Egypt-based fintech PALM has raised a seven-figure USD pre-seed round led by 4DX Ventures, with participation from Plus VC and a group of international angel investors. The startup, founded in 2024 by Mazen El Kerdany and Ahmed Ashour, is reimagining how Egyptians approach saving – not by telling them to cut back, but by embedding smart, goal-based nudges and curated investment options directly into everyday financial decisions.

Rather than trying to replace traditional banking, PALM sits atop it as a user-centric layer designed around real-life goals like education, healthcare, marriage, or big-ticket purchases. It enables users to automatically allocate savings across diversified portfolios spanning fixed income, equities, and precious metals, while simultaneously unlocking access to exclusive merchant deals that stretch spending power. The result is a dual-value proposition: increase returns and reduce out-of-pocket costs, without relying on users to radically change their habits.

El Kerdany, a former asset management executive who previously ran strategy at Beltone and Egypt Post’s investment arm, and Ashour, an ex-Amazon and Goldman Sachs product leader, believe that the problem isn’t Egypt’s capacity to save, households hold trillions in bank deposits, gold, and real estate, but the lack of accessible, culturally resonant financial tools that align with personal milestones. “The old formula of earn, spend, and save what’s left no longer works,” El Kerdany said. “We’re enabling people to start with the goal and build towards it.”
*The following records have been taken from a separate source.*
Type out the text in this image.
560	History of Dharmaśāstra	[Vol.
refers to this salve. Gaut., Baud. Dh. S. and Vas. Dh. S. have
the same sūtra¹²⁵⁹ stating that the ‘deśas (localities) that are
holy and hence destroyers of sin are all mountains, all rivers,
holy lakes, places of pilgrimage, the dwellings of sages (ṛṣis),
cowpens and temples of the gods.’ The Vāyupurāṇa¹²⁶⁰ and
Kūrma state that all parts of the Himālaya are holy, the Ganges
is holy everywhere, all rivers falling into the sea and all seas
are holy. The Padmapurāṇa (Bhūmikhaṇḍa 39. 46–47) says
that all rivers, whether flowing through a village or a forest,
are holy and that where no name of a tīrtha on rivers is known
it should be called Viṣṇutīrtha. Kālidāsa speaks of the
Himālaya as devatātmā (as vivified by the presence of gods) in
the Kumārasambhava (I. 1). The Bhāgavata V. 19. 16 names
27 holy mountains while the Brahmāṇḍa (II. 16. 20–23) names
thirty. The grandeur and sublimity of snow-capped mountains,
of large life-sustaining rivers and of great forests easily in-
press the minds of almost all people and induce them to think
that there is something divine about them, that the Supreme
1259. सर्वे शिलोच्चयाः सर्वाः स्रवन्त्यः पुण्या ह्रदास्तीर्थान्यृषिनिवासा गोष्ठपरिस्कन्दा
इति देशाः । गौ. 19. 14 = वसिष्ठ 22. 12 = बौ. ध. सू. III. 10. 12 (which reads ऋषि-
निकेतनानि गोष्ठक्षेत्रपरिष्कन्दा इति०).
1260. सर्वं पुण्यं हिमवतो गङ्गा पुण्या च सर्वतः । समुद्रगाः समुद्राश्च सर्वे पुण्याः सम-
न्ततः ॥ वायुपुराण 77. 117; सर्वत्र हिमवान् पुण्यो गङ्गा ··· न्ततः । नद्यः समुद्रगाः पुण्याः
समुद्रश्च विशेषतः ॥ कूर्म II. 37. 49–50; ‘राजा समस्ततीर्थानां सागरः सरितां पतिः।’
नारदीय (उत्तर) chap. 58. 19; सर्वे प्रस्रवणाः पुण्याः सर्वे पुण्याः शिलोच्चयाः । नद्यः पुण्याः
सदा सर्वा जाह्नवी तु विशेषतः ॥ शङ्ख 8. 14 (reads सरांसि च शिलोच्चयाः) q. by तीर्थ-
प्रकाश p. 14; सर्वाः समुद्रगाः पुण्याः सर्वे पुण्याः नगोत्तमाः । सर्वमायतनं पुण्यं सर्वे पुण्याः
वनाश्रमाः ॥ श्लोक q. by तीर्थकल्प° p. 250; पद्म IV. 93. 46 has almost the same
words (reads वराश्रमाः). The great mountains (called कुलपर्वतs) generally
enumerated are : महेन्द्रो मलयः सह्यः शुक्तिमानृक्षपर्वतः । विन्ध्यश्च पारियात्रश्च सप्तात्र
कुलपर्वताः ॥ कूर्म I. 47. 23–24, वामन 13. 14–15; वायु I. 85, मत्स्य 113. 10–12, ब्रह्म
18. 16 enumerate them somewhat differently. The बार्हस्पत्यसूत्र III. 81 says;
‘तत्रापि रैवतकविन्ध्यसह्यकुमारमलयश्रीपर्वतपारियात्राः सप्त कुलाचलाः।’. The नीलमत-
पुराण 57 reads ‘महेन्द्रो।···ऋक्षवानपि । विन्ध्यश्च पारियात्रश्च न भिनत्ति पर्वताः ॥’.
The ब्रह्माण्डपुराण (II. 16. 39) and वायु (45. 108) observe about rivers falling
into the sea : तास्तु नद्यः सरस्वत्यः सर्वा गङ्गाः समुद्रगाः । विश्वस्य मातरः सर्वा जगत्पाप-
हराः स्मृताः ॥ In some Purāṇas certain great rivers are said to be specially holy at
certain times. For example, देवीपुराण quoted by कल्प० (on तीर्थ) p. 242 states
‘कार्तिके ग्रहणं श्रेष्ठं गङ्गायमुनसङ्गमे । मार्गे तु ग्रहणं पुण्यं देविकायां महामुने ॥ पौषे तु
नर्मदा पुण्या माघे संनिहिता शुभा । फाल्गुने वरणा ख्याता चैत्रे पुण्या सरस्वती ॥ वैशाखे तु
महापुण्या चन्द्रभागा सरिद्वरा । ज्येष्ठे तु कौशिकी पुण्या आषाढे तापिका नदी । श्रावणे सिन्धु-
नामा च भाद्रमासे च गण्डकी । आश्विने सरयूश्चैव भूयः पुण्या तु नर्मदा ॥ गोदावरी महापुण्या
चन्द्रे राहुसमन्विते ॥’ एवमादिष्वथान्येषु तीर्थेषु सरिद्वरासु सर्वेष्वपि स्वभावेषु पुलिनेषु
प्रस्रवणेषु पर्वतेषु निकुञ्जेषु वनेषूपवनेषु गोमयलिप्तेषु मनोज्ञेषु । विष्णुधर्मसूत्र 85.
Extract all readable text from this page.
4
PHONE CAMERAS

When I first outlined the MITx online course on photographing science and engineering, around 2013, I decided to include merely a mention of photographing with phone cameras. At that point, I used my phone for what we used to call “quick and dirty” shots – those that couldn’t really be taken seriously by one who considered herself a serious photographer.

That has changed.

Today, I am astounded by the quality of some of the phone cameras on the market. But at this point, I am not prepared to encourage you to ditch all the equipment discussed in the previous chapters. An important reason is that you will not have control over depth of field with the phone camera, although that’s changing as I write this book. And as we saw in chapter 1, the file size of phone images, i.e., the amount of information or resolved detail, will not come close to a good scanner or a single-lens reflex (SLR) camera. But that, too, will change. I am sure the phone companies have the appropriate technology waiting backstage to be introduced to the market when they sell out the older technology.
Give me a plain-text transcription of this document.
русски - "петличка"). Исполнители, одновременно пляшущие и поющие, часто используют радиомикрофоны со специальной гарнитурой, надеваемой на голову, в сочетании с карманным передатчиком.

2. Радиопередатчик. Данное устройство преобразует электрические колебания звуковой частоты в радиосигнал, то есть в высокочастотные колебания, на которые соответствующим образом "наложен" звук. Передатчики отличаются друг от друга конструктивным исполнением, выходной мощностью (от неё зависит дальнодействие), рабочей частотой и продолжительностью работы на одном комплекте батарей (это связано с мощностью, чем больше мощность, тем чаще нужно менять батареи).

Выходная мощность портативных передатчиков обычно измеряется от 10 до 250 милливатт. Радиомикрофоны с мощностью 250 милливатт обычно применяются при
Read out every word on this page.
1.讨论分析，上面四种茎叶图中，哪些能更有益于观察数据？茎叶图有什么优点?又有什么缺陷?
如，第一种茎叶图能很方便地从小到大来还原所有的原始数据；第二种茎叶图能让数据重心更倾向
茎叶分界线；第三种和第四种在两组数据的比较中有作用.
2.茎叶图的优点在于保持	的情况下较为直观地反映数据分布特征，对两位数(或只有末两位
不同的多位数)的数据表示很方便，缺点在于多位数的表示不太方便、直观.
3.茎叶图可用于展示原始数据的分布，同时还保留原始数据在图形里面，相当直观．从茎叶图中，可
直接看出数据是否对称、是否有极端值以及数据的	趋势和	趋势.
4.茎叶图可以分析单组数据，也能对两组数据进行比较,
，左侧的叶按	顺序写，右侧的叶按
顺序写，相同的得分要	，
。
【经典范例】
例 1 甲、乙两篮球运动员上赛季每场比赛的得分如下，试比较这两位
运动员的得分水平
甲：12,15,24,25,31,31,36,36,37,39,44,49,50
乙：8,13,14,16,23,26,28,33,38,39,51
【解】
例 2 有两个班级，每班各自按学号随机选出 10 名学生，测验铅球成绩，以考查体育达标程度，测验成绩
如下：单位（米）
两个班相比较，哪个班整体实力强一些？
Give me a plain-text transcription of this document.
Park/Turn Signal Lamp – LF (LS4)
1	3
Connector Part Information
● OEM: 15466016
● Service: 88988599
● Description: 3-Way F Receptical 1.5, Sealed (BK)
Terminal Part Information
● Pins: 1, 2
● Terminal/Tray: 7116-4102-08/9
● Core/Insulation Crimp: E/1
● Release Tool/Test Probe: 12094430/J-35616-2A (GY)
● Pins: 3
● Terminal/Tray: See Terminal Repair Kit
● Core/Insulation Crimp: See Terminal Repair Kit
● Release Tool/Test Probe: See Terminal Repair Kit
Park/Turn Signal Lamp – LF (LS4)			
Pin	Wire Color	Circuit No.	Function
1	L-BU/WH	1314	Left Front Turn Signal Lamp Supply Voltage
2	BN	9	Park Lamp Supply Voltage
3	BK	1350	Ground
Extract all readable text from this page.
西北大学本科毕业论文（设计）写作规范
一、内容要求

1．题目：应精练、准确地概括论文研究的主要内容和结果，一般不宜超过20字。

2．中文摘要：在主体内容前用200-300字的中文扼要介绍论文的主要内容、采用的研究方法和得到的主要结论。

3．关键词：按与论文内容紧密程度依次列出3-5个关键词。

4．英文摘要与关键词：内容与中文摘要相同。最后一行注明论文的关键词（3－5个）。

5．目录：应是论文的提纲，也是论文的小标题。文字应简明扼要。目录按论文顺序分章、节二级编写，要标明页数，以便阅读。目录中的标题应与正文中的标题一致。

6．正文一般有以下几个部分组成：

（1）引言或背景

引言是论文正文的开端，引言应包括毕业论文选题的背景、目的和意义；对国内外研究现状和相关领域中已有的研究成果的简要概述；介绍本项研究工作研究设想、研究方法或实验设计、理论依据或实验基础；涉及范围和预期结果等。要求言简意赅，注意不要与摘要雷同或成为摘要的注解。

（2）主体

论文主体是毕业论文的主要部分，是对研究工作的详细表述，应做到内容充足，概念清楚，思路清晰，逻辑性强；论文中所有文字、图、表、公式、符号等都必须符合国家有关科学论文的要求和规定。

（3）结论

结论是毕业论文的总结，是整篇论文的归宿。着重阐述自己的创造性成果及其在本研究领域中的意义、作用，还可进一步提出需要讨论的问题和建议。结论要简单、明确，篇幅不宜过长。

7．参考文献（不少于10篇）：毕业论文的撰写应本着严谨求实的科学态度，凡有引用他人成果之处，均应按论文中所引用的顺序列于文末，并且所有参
With this funding, PALM plans to scale user acquisition, deepen its merchant network, and expand use cases around its goal-based savings engine. The company is positioning itself not just as a savings product, but as a long-term financial partner across income levels and life stages—what it calls “financial wellness in your PALM.” While its initial focus is Egypt, PALM’s ambitions stretch across the Mediterranean, where similar dynamics – fragmented financial tools, high cash usage, and low retail investment penetration – persist.